Tenendo fede al suo nome, Sweet & Sour è il perfetto bilanciamento tra la parte dolcemente romantica di un amore sbocciato nella sincerità e l’amarezza dei tentativi per tenerlo in vita oltre il sogno fanciullesco. Ogni momento comico ha un retrogusto acido perché per quanto il film vi farà ridere in alcune situazioni, andando avanti con la loro ripetizione diventerà sempre più evidente quanto in realtà per i due protagonisti non sono per niente divertenti. E il simbolo di tutto questo è qualcosa che noi italiani abbiamo in comune con Seul: il traffico.

Hyuk, come ogni lavoratore trasferito in una sede diversa per fare carriera, è destinato a rimanere incolonnato per ore nei principali snodi stradali del paese e inizialmente sembra non pensarci più di tanto. Del resto è uno organizzato e svegliandosi un po’ prima riesce a evitare le colonne di macchine che si creano nell’ora di punta. Ma quando tutto inizia a crollare e il lavoro inizia a essere più esigente in termini di ore, tanto da tenerlo lì anche di notte ed è pratica comune in Corea o in Giappone, allora il traffico non solo si trasforma da battutina sulle persone che si lavano o cambiano in macchina a demone fin troppo comune, ma diventa forse uno dei principali motivi per cui la vita di coppia di Hyuk finisce per incrinarsi.

Sweet & Sour, o meglio Paradossi & Sorprese

Dettagli, cose banali se le vedi così sullo schermo.
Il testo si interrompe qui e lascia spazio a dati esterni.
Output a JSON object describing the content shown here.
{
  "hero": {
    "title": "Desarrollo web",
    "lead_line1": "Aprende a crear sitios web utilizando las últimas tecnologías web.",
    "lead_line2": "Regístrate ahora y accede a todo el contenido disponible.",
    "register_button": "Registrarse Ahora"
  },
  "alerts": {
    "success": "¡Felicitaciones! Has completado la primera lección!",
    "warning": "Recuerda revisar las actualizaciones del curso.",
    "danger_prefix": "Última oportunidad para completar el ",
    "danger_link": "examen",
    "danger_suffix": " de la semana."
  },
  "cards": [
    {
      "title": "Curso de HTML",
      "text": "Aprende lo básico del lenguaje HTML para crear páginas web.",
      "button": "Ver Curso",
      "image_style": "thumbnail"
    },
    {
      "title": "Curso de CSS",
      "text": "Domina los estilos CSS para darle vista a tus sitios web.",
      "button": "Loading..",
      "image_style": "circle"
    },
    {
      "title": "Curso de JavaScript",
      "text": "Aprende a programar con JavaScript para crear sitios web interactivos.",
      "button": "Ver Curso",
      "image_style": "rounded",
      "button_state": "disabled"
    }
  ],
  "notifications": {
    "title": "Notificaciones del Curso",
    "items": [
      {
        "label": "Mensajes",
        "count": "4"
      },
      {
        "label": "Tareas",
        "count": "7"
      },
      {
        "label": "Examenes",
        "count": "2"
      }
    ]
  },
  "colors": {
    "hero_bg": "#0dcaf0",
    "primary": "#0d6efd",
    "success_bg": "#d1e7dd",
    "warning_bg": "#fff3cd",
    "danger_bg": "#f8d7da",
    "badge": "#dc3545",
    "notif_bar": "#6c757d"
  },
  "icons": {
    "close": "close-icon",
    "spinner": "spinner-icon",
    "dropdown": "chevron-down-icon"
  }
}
Non si direbbe mai che una collezione di roba insignificante diventi una spina nel sogno di una coppia che vuole sposarsi e avere figli, argomenti che entrambi assumono una centralità molto più concreta di quella verbale verso la metà della pellicola. Momento in cui Sweet & Sour smette di essere Sweet e passa alla semplice crudeltà, alla banalità di un male sociale che difficilmente si percepisce nascosto com’è dalle convenzioni comuni nei luoghi di lavoro, dai sacrifici necessari per portare la pagnotta a casa e della realizzazione personale messa in discussione da una vita di coppia percepita come asfissiante anche quando è ridotta all’osso.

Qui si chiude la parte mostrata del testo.